Act 2, Scenes 1 & 2: Macbeth murders King Duncan and Lady Macbeth uses the bloody daggers to frame the two guards who are sleeping. The dynamic between Lady Macbeth and Macbeth is important to highlight: she commands his actions. Macbeth already demonstrates his guilt and regret when he says he has “murdered sleep.” Insomnia becomes a motif that represents a guilty conscience.
Act 3, Scene 4: After ordering Banquo’s murder, Macbeth and his wife hold a banquet. Banquo’s ghost appears and Macbeth almost confesses to murdering Duncan. Lady Macbeth interferes and sends the guests away. This is a turning point in the play at which Macbeth’s inner turmoils manifest themselves as external entities—namely, a ghost only he can see. It also materializes Lady Macbeth’s sins. This is the last moment in which Lady Macbeth is in control of her husband and their situation. As soon as she loses this control, she slips into madness.

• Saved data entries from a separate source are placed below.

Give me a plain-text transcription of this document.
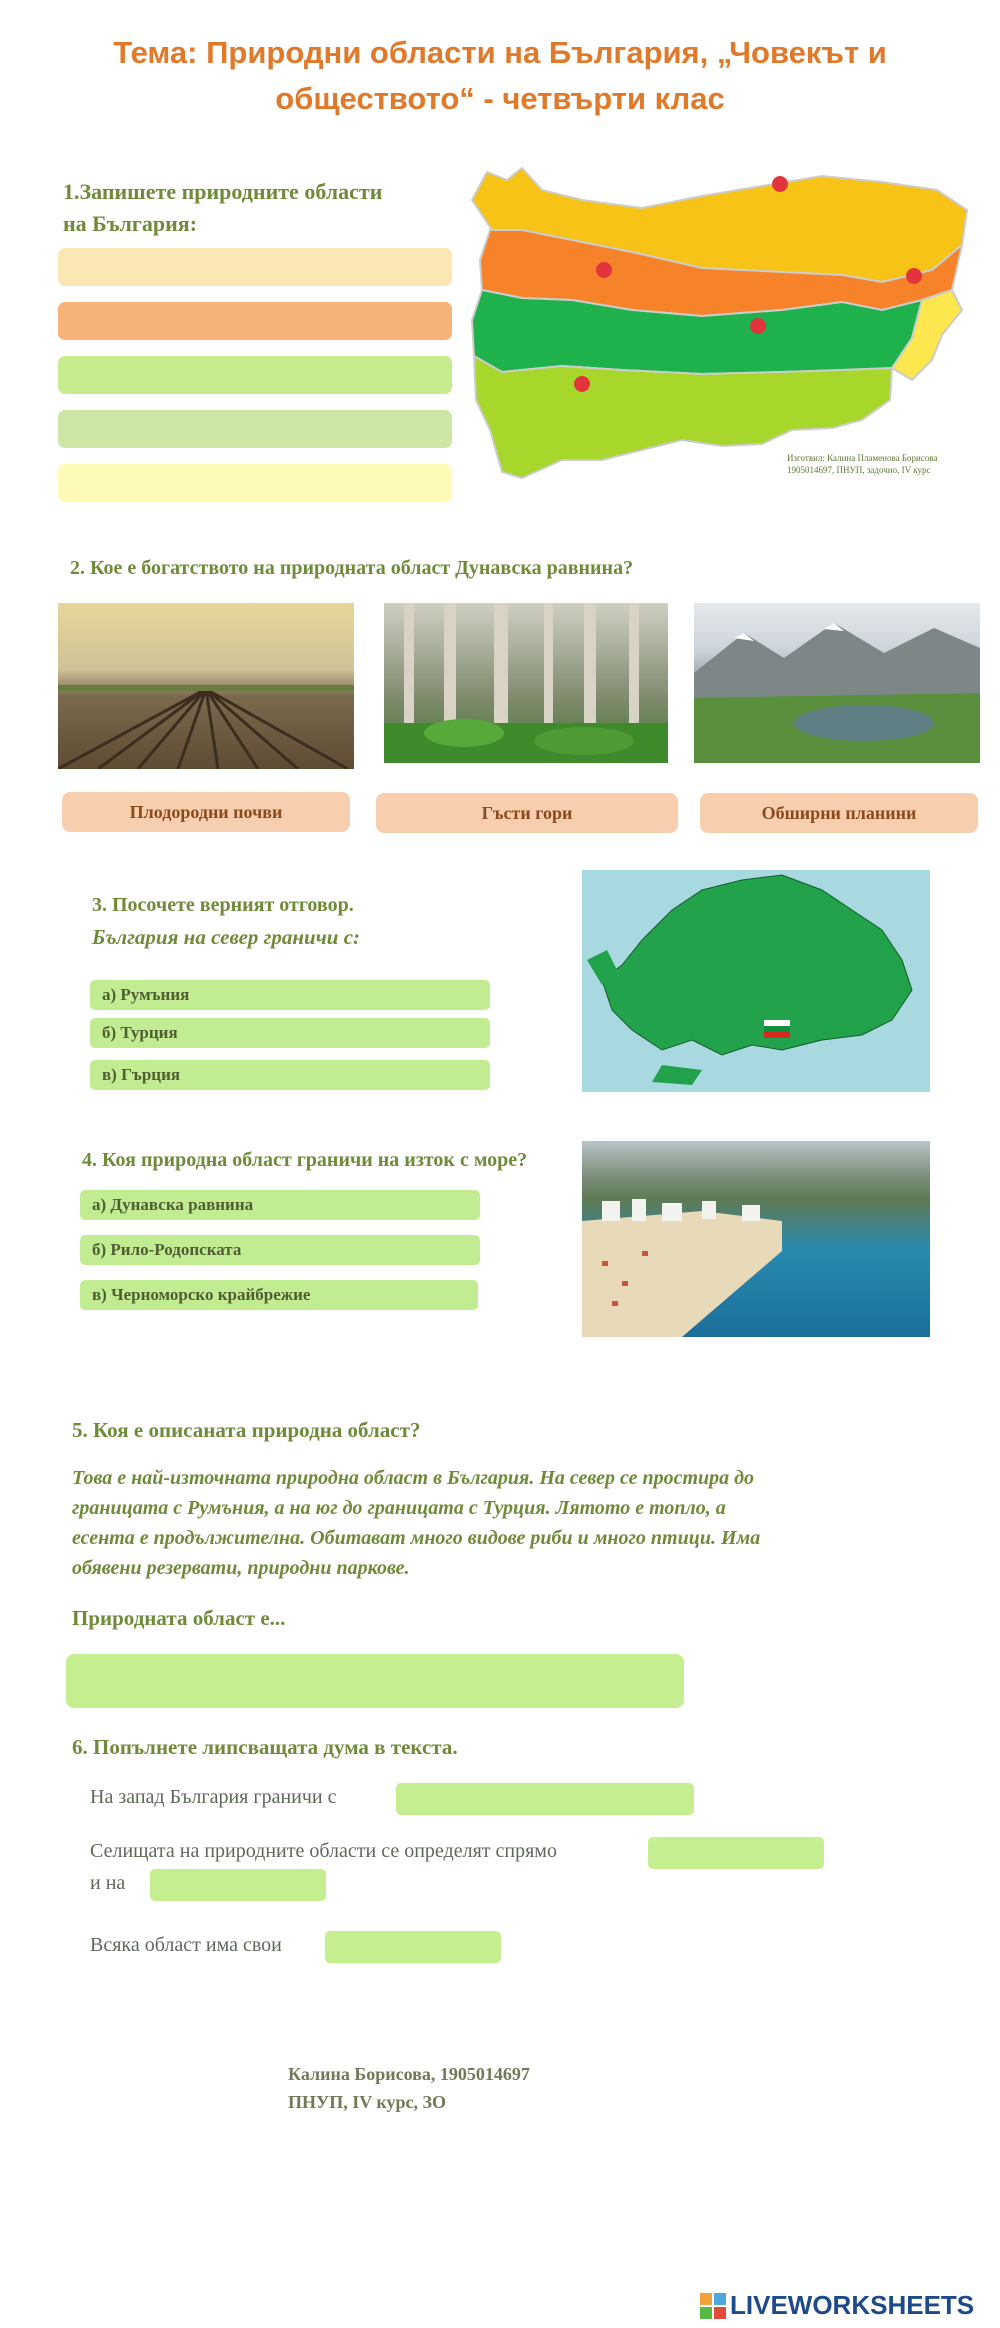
Тема: Природни области на България, „Човекът и
обществото“ - четвърти клас
1.Запишете природните области
на България:
Изготвил: Калина Пламенова Борисова
1905014697, ПНУП, задочно, IV курс
2. Кое е богатството на природната област Дунавска равнина?
Плодородни почви	Гъсти гори	Обширни планини
3. Посочете верният отговор.
България на север граничи с:
а) Румъния
б) Турция
в) Гърция
4. Коя природна област граничи на изток с море?
а) Дунавска равнина
б) Рило-Родопската
в) Черноморско крайбрежие
5. Коя е описаната природна област?
Това е най-източната природна област в България. На север се простира до
границата с Румъния, а на юг до границата с Турция. Лятото е топло, а
есента е продължителна. Обитават много видове риби и много птици. Има
обявени резервати, природни паркове.
Природната област е...
6. Попълнете липсващата дума в текста.
На запад България граничи с
Селищата на природните области се определят спрямо
и на
Всяка област има свои
Калина Борисова, 1905014697
ПНУП, IV курс, ЗО
LIVEWORKSHEETS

Act 4, Scene 1: Perhaps the most famous scene from Macbeth, this act begins with the witches’ preparing a potion in the woods. After listing a number of horrifying ingredients, they say “something wicked this way comes,” in reference to Macbeth. After the turning point in which his guilt is externalized, Macbeth embodies wickedness. While the witches are thought of as threatening, evil creatures, they identify Macbeth as a “wicked” thing.
Act 5, Scene 1: Lady Macbeth is now sleepwalking and wringing her hands to wash away blood that no one else can see. Lady Macbeth’s inability to sleep is a sign of her guilty conscious and madness.

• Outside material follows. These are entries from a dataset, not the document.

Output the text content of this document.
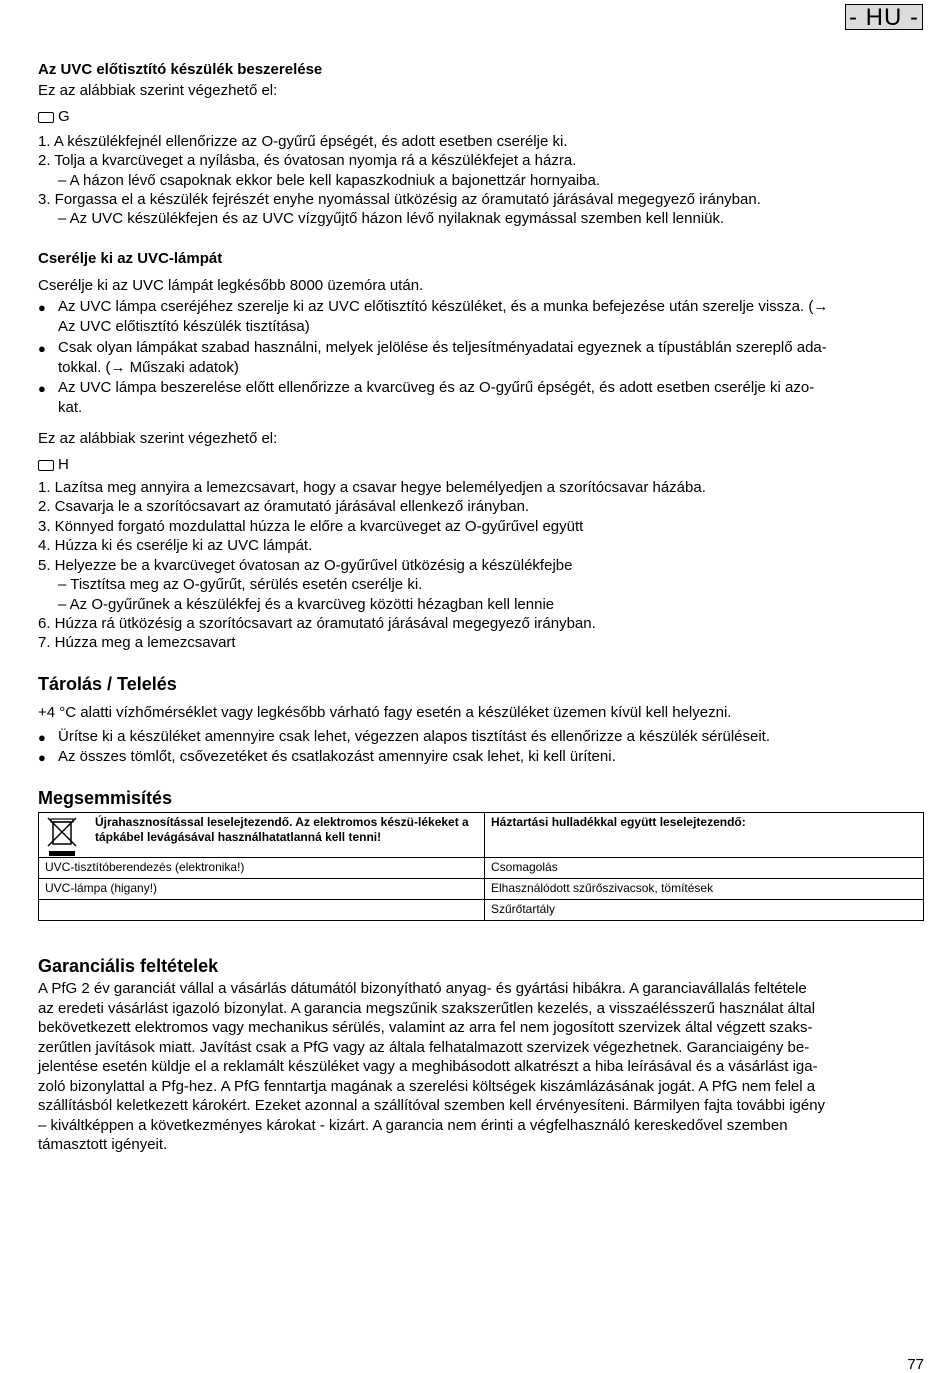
- HU -
Az UVC előtisztító készülék beszerelése
Ez az alábbiak szerint végezhető el:
G
1. A készülékfejnél ellenőrizze az O-gyűrű épségét, és adott esetben cserélje ki.
2. Tolja a kvarcüveget a nyílásba, és óvatosan nyomja rá a készülékfejet a házra.
– A házon lévő csapoknak ekkor bele kell kapaszkodniuk a bajonettzár hornyaiba.
3. Forgassa el a készülék fejrészét enyhe nyomással ütközésig az óramutató járásával megegyező irányban.
– Az UVC készülékfejen és az UVC vízgyűjtő házon lévő nyilaknak egymással szemben kell lenniük.
Cserélje ki az UVC-lámpát
Cserélje ki az UVC lámpát legkésőbb 8000 üzemóra után.
● Az UVC lámpa cseréjéhez szerelje ki az UVC előtisztító készüléket, és a munka befejezése után szerelje vissza. (→
Az UVC előtisztító készülék tisztítása)
● Csak olyan lámpákat szabad használni, melyek jelölése és teljesítményadatai egyeznek a típustáblán szereplő ada-
tokkal. (→ Műszaki adatok)
● Az UVC lámpa beszerelése előtt ellenőrizze a kvarcüveg és az O-gyűrű épségét, és adott esetben cserélje ki azo-
kat.
Ez az alábbiak szerint végezhető el:
H
1. Lazítsa meg annyira a lemezcsavart, hogy a csavar hegye belemélyedjen a szorítócsavar házába.
2. Csavarja le a szorítócsavart az óramutató járásával ellenkező irányban.
3. Könnyed forgató mozdulattal húzza le előre a kvarcüveget az O-gyűrűvel együtt
4. Húzza ki és cserélje ki az UVC lámpát.
5. Helyezze be a kvarcüveget óvatosan az O-gyűrűvel ütközésig a készülékfejbe
– Tisztítsa meg az O-gyűrűt, sérülés esetén cserélje ki.
– Az O-gyűrűnek a készülékfej és a kvarcüveg közötti hézagban kell lennie
6. Húzza rá ütközésig a szorítócsavart az óramutató járásával megegyező irányban.
7. Húzza meg a lemezcsavart
Tárolás / Telelés
+4 °C alatti vízhőmérséklet vagy legkésőbb várható fagy esetén a készüléket üzemen kívül kell helyezni.
● Ürítse ki a készüléket amennyire csak lehet, végezzen alapos tisztítást és ellenőrizze a készülék sérüléseit.
● Az összes tömlőt, csővezetéket és csatlakozást amennyire csak lehet, ki kell üríteni.
Megsemmisítés
Újrahasznosítással leselejtezendő. Az elektromos készü-lékeket a tápkábel levágásával használhatatlanná kell tenni!	Háztartási hulladékkal együtt leselejtezendő:
UVC-tisztítóberendezés (elektronika!)	Csomagolás
UVC-lámpa (higany!)	Elhasználódott szűrőszivacsok, tömítések
	Szűrőtartály
Garanciális feltételek
A PfG 2 év garanciát vállal a vásárlás dátumától bizonyítható anyag- és gyártási hibákra. A garanciavállalás feltétele
az eredeti vásárlást igazoló bizonylat. A garancia megszűnik szakszerűtlen kezelés, a visszaélésszerű használat által
bekövetkezett elektromos vagy mechanikus sérülés, valamint az arra fel nem jogosított szervizek által végzett szaks-
zerűtlen javítások miatt. Javítást csak a PfG vagy az általa felhatalmazott szervizek végezhetnek. Garanciaigény be-
jelentése esetén küldje el a reklamált készüléket vagy a meghibásodott alkatrészt a hiba leírásával és a vásárlást iga-
zoló bizonylattal a Pfg-hez. A PfG fenntartja magának a szerelési költségek kiszámlázásának jogát. A PfG nem felel a
szállításból keletkezett károkért. Ezeket azonnal a szállítóval szemben kell érvényesíteni. Bármilyen fajta további igény
– kiváltképpen a következményes károkat - kizárt. A garancia nem érinti a végfelhasználó kereskedővel szemben
támasztott igényeit.
77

Act 5, Scene 5: In the most famous monologue from this play (“Tomorrow, and tomorrow, and tomorrow . . .”), Macbeth outlines one of the main themes of the play right before he is defeated by Macduff’s army. Using a metaphor that compares life to a performance on a stage, Macbeth claims that ambition, achievement, and fame are all illusions that dissolve in death and time. In other words, he has spilt blood for a meaningless cause.